Oral rehydration therapy (ORT) and antidiarrheal agents represent cornerstone interventions for the management of diarrheal illnesses across all age groups. Diarrhea remains a leading cause of morbidity and mortality worldwide, particularly among children under five years of age. The provision of balanced electrolyte solutions has dramatically reduced mortality rates in acute diarrheal disease, while antidiarrheals are employed to alleviate symptoms, improve patient comfort, and, in select circumstances, shorten disease duration.
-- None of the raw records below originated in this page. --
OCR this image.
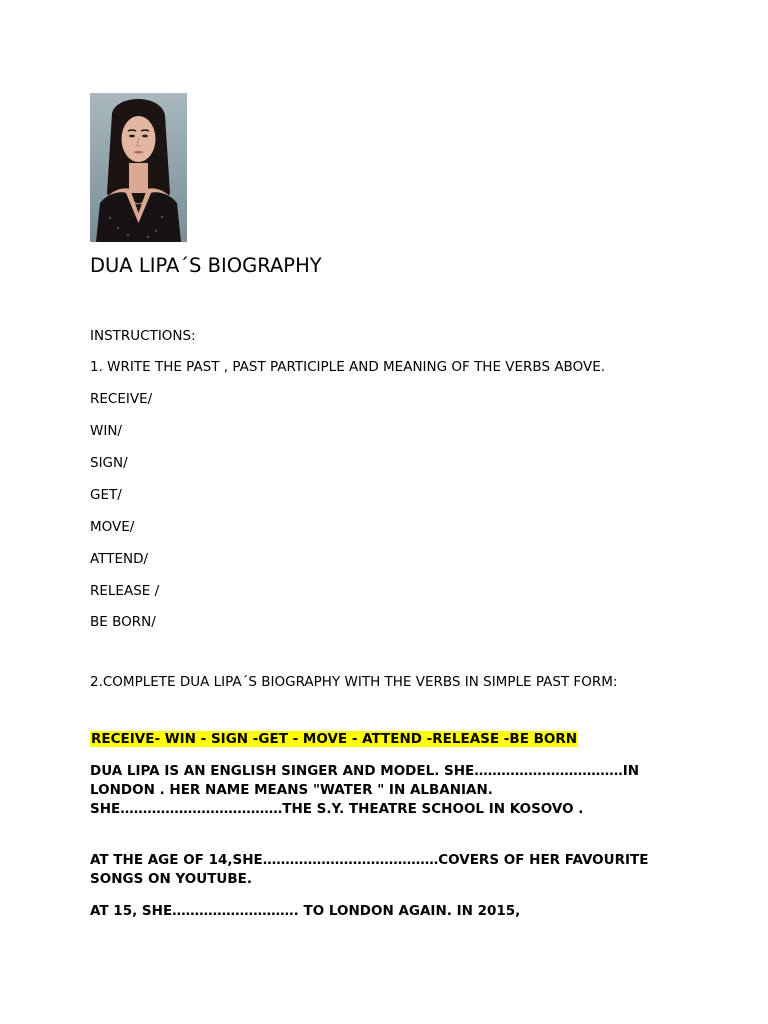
DUA LIPA´S BIOGRAPHY
INSTRUCTIONS:
1. WRITE THE PAST , PAST PARTICIPLE AND MEANING OF THE VERBS ABOVE.
RECEIVE/
WIN/
SIGN/
GET/
MOVE/
ATTEND/
RELEASE /
BE BORN/
2.COMPLETE DUA LIPA´S BIOGRAPHY WITH THE VERBS IN SIMPLE PAST FORM:
RECEIVE- WIN - SIGN -GET - MOVE - ATTEND -RELEASE -BE BORN
DUA LIPA IS AN ENGLISH SINGER AND MODEL. SHE……………………………IN LONDON . HER NAME MEANS "WATER " IN ALBANIAN. SHE………………………………THE S.Y. THEATRE SCHOOL IN KOSOVO .
AT THE AGE OF 14,SHE…………………………………COVERS OF HER FAVOURITE SONGS ON YOUTUBE.
AT 15, SHE………………………. TO LONDON AGAIN. IN 2015,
The clinical relevance of both therapeutic modalities is underscored by the high prevalence of infectious gastroenteritis, the emergence of antimicrobial resistance, and the increasing burden of functional bowel disorders.

Learning objectives for this chapter include:

  • Describe the pharmacologic principles that govern the efficacy of oral rehydration solutions.
  • Classify antidiarrheal medications according to mechanism of action and therapeutic indications.
  • Explain the pharmacodynamic and pharmacokinetic properties of key antidiarrheal agents.
  • Identify adverse effect profiles and potential drug interactions associated with oral rehydration and antidiarrheal therapies.
  • Apply evidence‑based recommendations for special populations, including pregnant women, lactating mothers, pediatric patients, and individuals with renal or hepatic impairment.

Classification

Oral Rehydration Solutions (ORS)

Oral rehydration solutions are categorized primarily by their electrolyte composition, osmolarity, and intended clinical setting. The World Health Organization (WHO) standard ORS contains 75 mEq of sodium, 75 mEq of chloride, 20 mEq of potassium, 10 mEq of citrate (or 10 mEq of phosphate), and 111 g/L of glucose, yielding an osmolarity of approximately 245 mOsm/L. Variations include the expanded-oligohydration (EO) ORS, which replaces citrate with bicarbonate, and the reduced osmolarity ORS (RO-ORS) designed for use in children with severe dehydration. Commercially available products may also contain carbohydrate derivatives such as sorbitol or maltodextrin, and may be tailored for specific etiologies, such as cholera or travelers’ diarrhea.

Antidiarrheal Agents

Antidiarrheals are grouped by mechanism of action, which informs both therapeutic strategy and safety profile. The principal classes include:

  • Anti‑motility agents – e.g., loperamide, which reduces intestinal transit time.
  • Antisecretory agents – e.g., racecadotril, which diminishes chloride secretion.
  • Anti‑inflammatory agents – e.g., bismuth subsalicylate, which mitigates mucosal inflammation.
  • Antimicrobial agents with antidiarrheal properties – e.g., macrolide antibiotics, which address bacterial etiologies while reducing secretory output.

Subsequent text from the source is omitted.